My friend with Prostate Cancer is on a drug that has a list price of >$15k a month. I've seen them. They are just ordinary looking pills. (I guess they aren't ordinary :duh: ) How can a one months supply of any pills cost over $15k.

FYI, the drug was developed using a grant from the US government. Maybe they have to pay it back?
Do you have the details on how the US gummint paid for "development" of that drug? I ask because a lot of drugs are created by gummint money - often at universities with gummint funding. I'm guessing most drugs are "found" that way. Most "Big Pharma" drug companies farm that part of the business out to universities and smaller drug companies.

And yes, drug companies "license" those drugs which are now a "chance" at treating/curing something.

But generally speaking, drug companies "develop" them and get them through the lengthy and expensive approval process. The drug companies are the ones who get sued when the one person has an adverse event that was not discovered among the 10,000 people in clinical trials.

Ordinary looking pills? Likely cost the drug company what? A dollar to make, right? Right. Maybe only 10 cents. But the clinical trials to get approval to treat a few thousand cases per year with that dollar (or 10 cent) pill cost a billion dollars (with a B).

How many treatments will a drug company create if they are not allowed to recoup costs and make a profit for their large investments?

Plenty of issues and lots of folks to blame for high health care costs. Drug companies are greedy and totally profit motivated. Not much altruism there, that's for sure. But we all want safe and effective health care. I can't think of too many things more valuable to spend my money on than that. I'm okay with making a drug company rich if they cure me or provide me quality of life. (Heh, heh and I buy their stock too). YMMV
 
My brother's leg brace just needed new velcro straps.

Called the orthotic outfit that made it to come in and get $25 worth of velcro replaced.
"Oh no, you need a prescription from the orthopedic doctor before you can come in. "

Go see the ortho doctor for a $600 Medicare paid visit that took 12 minutes. "Yup, you need new velcro". $1200 more for the velcro.
 
My opinion is that things broke when the gov. incentivized employers to offer health insurance (back in the 60s?).

During WWII. There were wage freezes, and offering healthcare insurance was a legal way to offer incentives to workers.
 
FYI, the drug was developed using a grant from the US government. Maybe the drug manufacturer has to pay back the grant money?
Nope, no need to repay. It’s a grant, and if it leads to a patented drug, all the better for the University where the research was done and the partner pharma company.
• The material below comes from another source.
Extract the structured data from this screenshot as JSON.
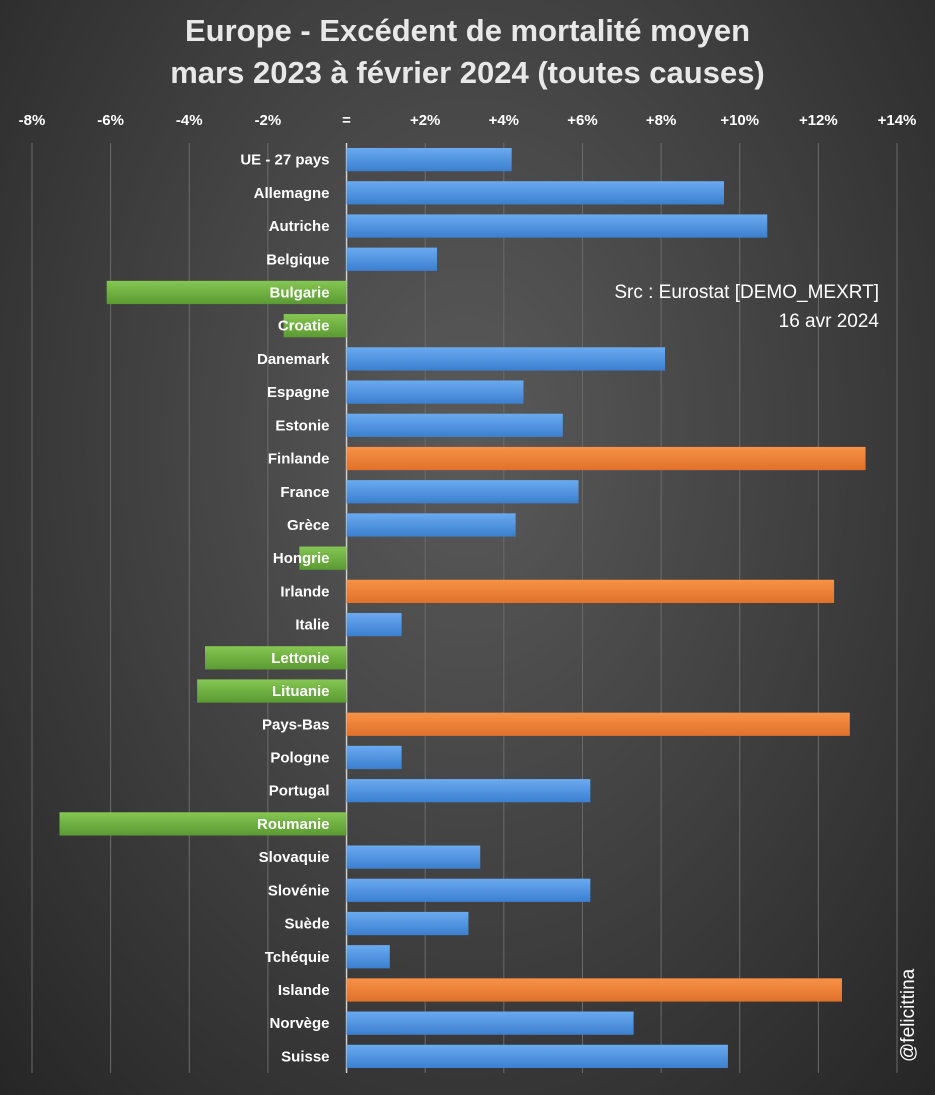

They probably won’t pay much in US tax, either. They transfer the IP to Ireland and pay taxes there when it’s exported. They show a loss on their US books.
 
I'd recommend anyone who thinks drug companies make tons of money to sell their tech stocks and buy bio. Sure, you would miss out on a few million dollars in gain in your portfolio the past decade, but you would be benefitting from all that greedy pharma money! There is a reason Microsoft is worth $3T and Merck is only worth $200B
 
Nope, no need to repay. It’s a grant, and if it leads to a patented drug, all the better for the University where the research was done and the partner pharma company.

They probably won’t pay much in US tax, either. They transfer the IP to Ireland and pay taxes there when it’s exported. They show a loss on their US books.
Heh, heh, time to load up on their stock!